"I've got to show people I'm serious about this," Shea said. "People think I am kidding."
IDOT this week submitted the beginnings of a master plan calling for a 5,225-acre airport. For the past decade, IDOT projected about 4,000 acres were needed.
Shea said IDOT next week will attempt a maneuver known as a "friendly" condemnation of land on the eastern edge of the airport's footprint near Peotone. The land was purchased through a sale of tax-delinquent property, and there are several ownership claims on the title, she said. With the consent of the owners, a judge will vacate the title and determine the price for the state to acquire the property.
Shea said the transaction will establish in court what IDOT will pay in future condemnation proceedings.
"It will set a base price," she said. "It is the logical next step."
Since 2001, IDOT has spent $24 million to acquire 1,940 acres for a "starter" airport consisting of a 10,000-foot runway, a control tower and a terminal.
Shea said the judge's ruling will pave the way for IDOT to forcibly obtain the rest of the airport footprint through condemnation.
She expects IDOT to move from east to west in the coming months, asking for a judge to approve its acquisition of the remaining acreage.

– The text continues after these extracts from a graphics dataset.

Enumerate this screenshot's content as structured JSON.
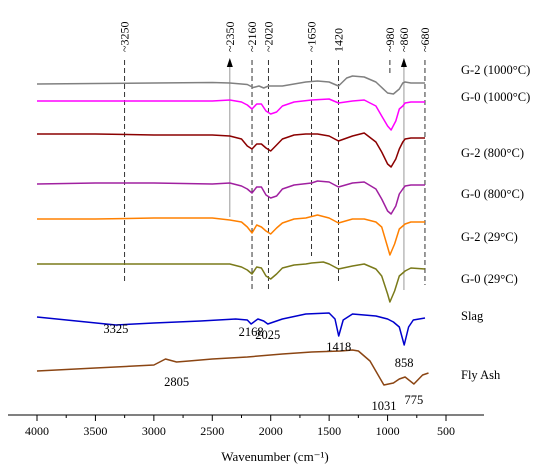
{
  "chart_data": {
    "type": "line",
    "title": "",
    "xlabel": "Wavenumber (cm⁻¹)",
    "ylabel": "",
    "x_ticks": [
      4000,
      3500,
      3000,
      2500,
      2000,
      1500,
      1000,
      500
    ],
    "x_reversed": true,
    "y_ticks_shown": false,
    "grid": false,
    "legend": "labels at right end of each trace",
    "stacked_offset": true,
    "reference_lines": [
      {
        "label": "~3250",
        "x": 3250
      },
      {
        "label": "~2350",
        "x": 2350,
        "arrow": "up"
      },
      {
        "label": "~2160",
        "x": 2160
      },
      {
        "label": "~2020",
        "x": 2020
      },
      {
        "label": "~1650",
        "x": 1650
      },
      {
        "label": "1420",
        "x": 1420
      },
      {
        "label": "~980",
        "x": 980
      },
      {
        "label": "~860",
        "x": 860,
        "arrow": "up"
      },
      {
        "label": "~680",
        "x": 680
      }
    ],
    "series": [
      {
        "name": "G-2 (1000°C)",
        "color": "#808080",
        "points": [
          [
            4000,
            0
          ],
          [
            3500,
            0.5
          ],
          [
            3000,
            1
          ],
          [
            2500,
            1.5
          ],
          [
            2350,
            1
          ],
          [
            2200,
            -0.5
          ],
          [
            2150,
            -3.5
          ],
          [
            2100,
            -2
          ],
          [
            2060,
            -4
          ],
          [
            2020,
            -2
          ],
          [
            1900,
            -2
          ],
          [
            1800,
            0
          ],
          [
            1700,
            2
          ],
          [
            1600,
            3
          ],
          [
            1500,
            2
          ],
          [
            1420,
            -2
          ],
          [
            1350,
            6
          ],
          [
            1300,
            8
          ],
          [
            1200,
            7
          ],
          [
            1100,
            2
          ],
          [
            1000,
            -9
          ],
          [
            950,
            -10
          ],
          [
            900,
            -5
          ],
          [
            870,
            1
          ],
          [
            850,
            2
          ],
          [
            800,
            1
          ],
          [
            680,
            1
          ]
        ]
      },
      {
        "name": "G-0 (1000°C)",
        "color": "#ff00ff",
        "points": [
          [
            4000,
            0
          ],
          [
            3500,
            0
          ],
          [
            3000,
            0
          ],
          [
            2500,
            0
          ],
          [
            2350,
            1
          ],
          [
            2250,
            -1
          ],
          [
            2200,
            -4
          ],
          [
            2160,
            -8
          ],
          [
            2120,
            -3
          ],
          [
            2080,
            -3
          ],
          [
            2040,
            -10
          ],
          [
            2000,
            -13
          ],
          [
            1950,
            -11
          ],
          [
            1900,
            -5
          ],
          [
            1800,
            -1
          ],
          [
            1650,
            1
          ],
          [
            1500,
            2
          ],
          [
            1420,
            -2
          ],
          [
            1300,
            0
          ],
          [
            1200,
            1
          ],
          [
            1100,
            -5
          ],
          [
            1050,
            -15
          ],
          [
            1000,
            -25
          ],
          [
            970,
            -29
          ],
          [
            930,
            -20
          ],
          [
            900,
            -8
          ],
          [
            870,
            -5
          ],
          [
            850,
            -2
          ],
          [
            800,
            -1
          ],
          [
            680,
            -1
          ]
        ]
      },
      {
        "name": "G-2 (800°C)",
        "color": "#8b0000",
        "points": [
          [
            4000,
            0
          ],
          [
            3500,
            0
          ],
          [
            3000,
            -1
          ],
          [
            2500,
            -1
          ],
          [
            2350,
            -2
          ],
          [
            2250,
            -5
          ],
          [
            2200,
            -12
          ],
          [
            2160,
            -15
          ],
          [
            2120,
            -10
          ],
          [
            2080,
            -10
          ],
          [
            2040,
            -14
          ],
          [
            2000,
            -17
          ],
          [
            1950,
            -11
          ],
          [
            1900,
            -5
          ],
          [
            1800,
            -1
          ],
          [
            1700,
            0
          ],
          [
            1600,
            0
          ],
          [
            1500,
            -2
          ],
          [
            1420,
            -7
          ],
          [
            1300,
            -2
          ],
          [
            1200,
            1
          ],
          [
            1100,
            -8
          ],
          [
            1050,
            -18
          ],
          [
            1000,
            -30
          ],
          [
            970,
            -33
          ],
          [
            930,
            -25
          ],
          [
            900,
            -15
          ],
          [
            870,
            -8
          ],
          [
            850,
            -5
          ],
          [
            800,
            -4
          ],
          [
            680,
            -4
          ]
        ]
      },
      {
        "name": "G-0 (800°C)",
        "color": "#a020a0",
        "points": [
          [
            4000,
            0
          ],
          [
            3500,
            1
          ],
          [
            3000,
            1
          ],
          [
            2500,
            0
          ],
          [
            2350,
            1
          ],
          [
            2250,
            -2
          ],
          [
            2200,
            -5
          ],
          [
            2160,
            -9
          ],
          [
            2120,
            -3
          ],
          [
            2080,
            -3
          ],
          [
            2040,
            -11
          ],
          [
            2000,
            -14
          ],
          [
            1950,
            -12
          ],
          [
            1900,
            -5
          ],
          [
            1800,
            -1
          ],
          [
            1650,
            1
          ],
          [
            1600,
            3
          ],
          [
            1500,
            2
          ],
          [
            1420,
            -3
          ],
          [
            1300,
            1
          ],
          [
            1200,
            2
          ],
          [
            1100,
            -5
          ],
          [
            1050,
            -15
          ],
          [
            1000,
            -27
          ],
          [
            970,
            -30
          ],
          [
            930,
            -22
          ],
          [
            900,
            -10
          ],
          [
            870,
            -5
          ],
          [
            850,
            -2
          ],
          [
            800,
            -1
          ],
          [
            680,
            -1
          ]
        ]
      },
      {
        "name": "G-2 (29°C)",
        "color": "#ff8000",
        "points": [
          [
            4000,
            0
          ],
          [
            3500,
            0
          ],
          [
            3000,
            1
          ],
          [
            2500,
            1
          ],
          [
            2350,
            -1
          ],
          [
            2250,
            -3
          ],
          [
            2200,
            -8
          ],
          [
            2160,
            -14
          ],
          [
            2120,
            -6
          ],
          [
            2080,
            -8
          ],
          [
            2040,
            -12
          ],
          [
            2000,
            -15
          ],
          [
            1950,
            -9
          ],
          [
            1900,
            -4
          ],
          [
            1800,
            0
          ],
          [
            1700,
            1
          ],
          [
            1600,
            4
          ],
          [
            1500,
            1
          ],
          [
            1420,
            -4
          ],
          [
            1300,
            0
          ],
          [
            1200,
            0
          ],
          [
            1100,
            -3
          ],
          [
            1050,
            -8
          ],
          [
            1000,
            -28
          ],
          [
            980,
            -36
          ],
          [
            940,
            -25
          ],
          [
            900,
            -10
          ],
          [
            870,
            -7
          ],
          [
            850,
            -5
          ],
          [
            800,
            -3
          ],
          [
            680,
            -3
          ]
        ]
      },
      {
        "name": "G-0 (29°C)",
        "color": "#7a7a1a",
        "points": [
          [
            4000,
            0
          ],
          [
            3500,
            0
          ],
          [
            3000,
            0
          ],
          [
            2500,
            0
          ],
          [
            2350,
            0
          ],
          [
            2250,
            -3
          ],
          [
            2200,
            -6
          ],
          [
            2160,
            -10
          ],
          [
            2120,
            -3
          ],
          [
            2080,
            -4
          ],
          [
            2040,
            -12
          ],
          [
            2000,
            -15
          ],
          [
            1950,
            -10
          ],
          [
            1900,
            -4
          ],
          [
            1800,
            -1
          ],
          [
            1700,
            0
          ],
          [
            1650,
            1
          ],
          [
            1550,
            2
          ],
          [
            1500,
            0
          ],
          [
            1420,
            -5
          ],
          [
            1300,
            -2
          ],
          [
            1200,
            0
          ],
          [
            1100,
            -5
          ],
          [
            1050,
            -12
          ],
          [
            1000,
            -30
          ],
          [
            980,
            -38
          ],
          [
            940,
            -27
          ],
          [
            900,
            -12
          ],
          [
            870,
            -9
          ],
          [
            850,
            -7
          ],
          [
            800,
            -4
          ],
          [
            680,
            -5
          ]
        ]
      },
      {
        "name": "Slag",
        "color": "#0000cd",
        "points": [
          [
            4000,
            0
          ],
          [
            3325,
            -8
          ],
          [
            3000,
            -6
          ],
          [
            2600,
            -4
          ],
          [
            2300,
            -2
          ],
          [
            2200,
            -3
          ],
          [
            2168,
            -7
          ],
          [
            2110,
            -2
          ],
          [
            2060,
            -4
          ],
          [
            2025,
            -7
          ],
          [
            1900,
            -2
          ],
          [
            1700,
            3
          ],
          [
            1500,
            4
          ],
          [
            1450,
            -2
          ],
          [
            1418,
            -19
          ],
          [
            1380,
            -3
          ],
          [
            1300,
            3
          ],
          [
            1200,
            2
          ],
          [
            1100,
            1
          ],
          [
            1000,
            -2
          ],
          [
            950,
            -5
          ],
          [
            900,
            -10
          ],
          [
            858,
            -28
          ],
          [
            820,
            -10
          ],
          [
            780,
            -3
          ],
          [
            680,
            -1
          ]
        ]
      },
      {
        "name": "Fly Ash",
        "color": "#8b4513",
        "points": [
          [
            4000,
            0
          ],
          [
            3500,
            3
          ],
          [
            3000,
            6
          ],
          [
            2900,
            12
          ],
          [
            2805,
            9
          ],
          [
            2700,
            10
          ],
          [
            2500,
            12
          ],
          [
            2200,
            14
          ],
          [
            1900,
            17
          ],
          [
            1650,
            19
          ],
          [
            1400,
            20
          ],
          [
            1300,
            21
          ],
          [
            1250,
            20
          ],
          [
            1150,
            10
          ],
          [
            1031,
            -14
          ],
          [
            950,
            -12
          ],
          [
            900,
            -8
          ],
          [
            850,
            -6
          ],
          [
            775,
            -13
          ],
          [
            700,
            -4
          ],
          [
            650,
            -2
          ]
        ]
      }
    ],
    "peak_labels": [
      {
        "text": "3325",
        "series": "Slag"
      },
      {
        "text": "2168",
        "series": "Slag"
      },
      {
        "text": "2025",
        "series": "Slag"
      },
      {
        "text": "1418",
        "series": "Slag"
      },
      {
        "text": "858",
        "series": "Slag"
      },
      {
        "text": "2805",
        "series": "Fly Ash"
      },
      {
        "text": "1031",
        "series": "Fly Ash"
      },
      {
        "text": "775",
        "series": "Fly Ash"
      }
    ]
  }
}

Shea said IDOT will submit a series of documents over the next two years to give the Federal Aviation Administration a complete master plan to consider for approval.
The proposed layout submitted to the FAA shows an area bordered by Eagle Lake Road, Western Avenue, Church Road and Central Avenue as the preferred location for the runway. She said the runway is in a "green-friendly" spot that will have little impact on nearby residents.
"I won't be rattling the dishes in any dining room cabinets," Shea said. "The Lord was looking out for me when he designed this land."
The plans submitted to the FAA also include an ultimate layout plan of six runways, with an extension of Metra's Electric Line to the airport and a direct access road from Interstate 57. Shea called that plan "my dream."
George Ochsenfeld, who heads a group of residents opposed to the airport, dismissed Shea's comments as grandstanding by Gov. Rod Blagojevich to show he's getting serious about a project decades in the making. He said the state doesn't have the money for Shea to make good on her promises.
"It's irrelevant," Ochsenfeld said. "If Blagojevich said pigs could fly, she would say IDOT is building the first swine-based airport."